As Pupilas do Senhor Reitor - Cap. 41: XLI Pág. 309 / 332

Dissera-se, ao vê-lo agora desfalecer gradualmente, que a morte se aproximaria lenta, suave, sem paroxismos; como o adormecer, que se não pressente.

De súbito porém alterou-se esta placidez enganosa.

Animado duma energia, que contrastava com a depressão que, momentos antes, lhe paralisava os membros, tocados pelo dedo da morte, afastou impaciente a roupa e, elevando as mãos, cruzou-as sobre o peito, ao mesmo tempo que inclinava para trás a cabeça, como em espasmo violento.

Margarida julgou-o morto.

Apoderou-se então dela um terror súbito e profundo. Assustou- -a aquela escuridade, aquele silêncio, aquela agonia, e, soltando um grito, correu à porta para pedir socorro.

Ao abri-la, achou-se inesperadamente em face de Daniel, que, por acaso, passava ali também naquele momento.

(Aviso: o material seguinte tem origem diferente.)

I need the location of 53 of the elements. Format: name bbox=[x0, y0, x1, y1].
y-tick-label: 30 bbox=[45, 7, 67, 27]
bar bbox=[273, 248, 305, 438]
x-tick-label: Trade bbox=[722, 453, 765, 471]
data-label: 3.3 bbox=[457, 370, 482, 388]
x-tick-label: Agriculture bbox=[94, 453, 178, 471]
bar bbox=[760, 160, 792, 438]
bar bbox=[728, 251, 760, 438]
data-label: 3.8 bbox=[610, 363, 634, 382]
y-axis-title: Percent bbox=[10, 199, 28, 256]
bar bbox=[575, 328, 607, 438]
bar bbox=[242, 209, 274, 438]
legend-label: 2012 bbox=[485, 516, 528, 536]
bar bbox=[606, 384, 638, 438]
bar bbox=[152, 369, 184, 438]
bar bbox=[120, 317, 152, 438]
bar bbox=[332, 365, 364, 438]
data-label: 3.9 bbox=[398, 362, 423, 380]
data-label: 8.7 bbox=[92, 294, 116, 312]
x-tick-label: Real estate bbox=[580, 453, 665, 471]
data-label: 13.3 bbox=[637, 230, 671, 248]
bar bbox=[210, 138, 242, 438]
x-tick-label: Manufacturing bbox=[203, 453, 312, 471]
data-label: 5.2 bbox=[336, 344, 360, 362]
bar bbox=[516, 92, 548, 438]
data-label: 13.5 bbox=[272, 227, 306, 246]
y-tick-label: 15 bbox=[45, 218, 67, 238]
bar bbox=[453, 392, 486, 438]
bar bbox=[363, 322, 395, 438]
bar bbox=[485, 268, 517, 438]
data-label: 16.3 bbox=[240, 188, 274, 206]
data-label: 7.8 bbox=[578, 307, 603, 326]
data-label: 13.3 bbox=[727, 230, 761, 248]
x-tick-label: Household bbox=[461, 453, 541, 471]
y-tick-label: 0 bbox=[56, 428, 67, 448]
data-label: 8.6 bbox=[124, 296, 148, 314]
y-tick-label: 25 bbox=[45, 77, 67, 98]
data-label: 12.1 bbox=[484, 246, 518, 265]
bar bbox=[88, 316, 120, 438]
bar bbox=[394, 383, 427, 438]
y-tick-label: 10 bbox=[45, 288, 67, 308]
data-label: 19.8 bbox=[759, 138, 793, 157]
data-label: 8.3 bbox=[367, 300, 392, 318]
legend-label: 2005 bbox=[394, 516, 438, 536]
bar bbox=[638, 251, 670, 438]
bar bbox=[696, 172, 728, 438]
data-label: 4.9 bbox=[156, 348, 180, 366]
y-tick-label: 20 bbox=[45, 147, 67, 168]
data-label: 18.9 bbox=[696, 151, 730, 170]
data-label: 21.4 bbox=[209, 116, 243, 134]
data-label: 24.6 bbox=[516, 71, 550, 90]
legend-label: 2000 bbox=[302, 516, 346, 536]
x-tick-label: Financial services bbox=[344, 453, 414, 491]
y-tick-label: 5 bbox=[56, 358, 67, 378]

Estava muito agitado o espírito de Margarida, para que a presença de Daniel produzisse nela a impressão, que, em outras quaisquer circunstâncias, produziria.

No homem, que mais pudera influir-lhe no coração, ela só viu, naquele momento, o médico, o socorro que lhe enviava talvez a Providência; e, com as lágrimas nos olhos e as mãos juntas, caminhou para ele, sem hesitação, sem timidez, cheia de confiança.

- Por amor de Deus, Sr. Daniel, acuda a este infeliz, que morre! - dizia ela comovida.

Daniel, surpreendido ao princípio pelo inesperado aparecimento de Margarida, num instante recebeu o contágio abençoado da generosidade daquela alma.

A mais leviana cabeça curva-se diante da manifestação sincera de uma dor assim; o coração mais volúvel deixa-se penetrar do influxo misterioso da simpatia e cerra-se a outros motores menos desinteressados.

Daniel compreendeu toda a nobreza daquele sentimento e sentiu- se arrastado por ela.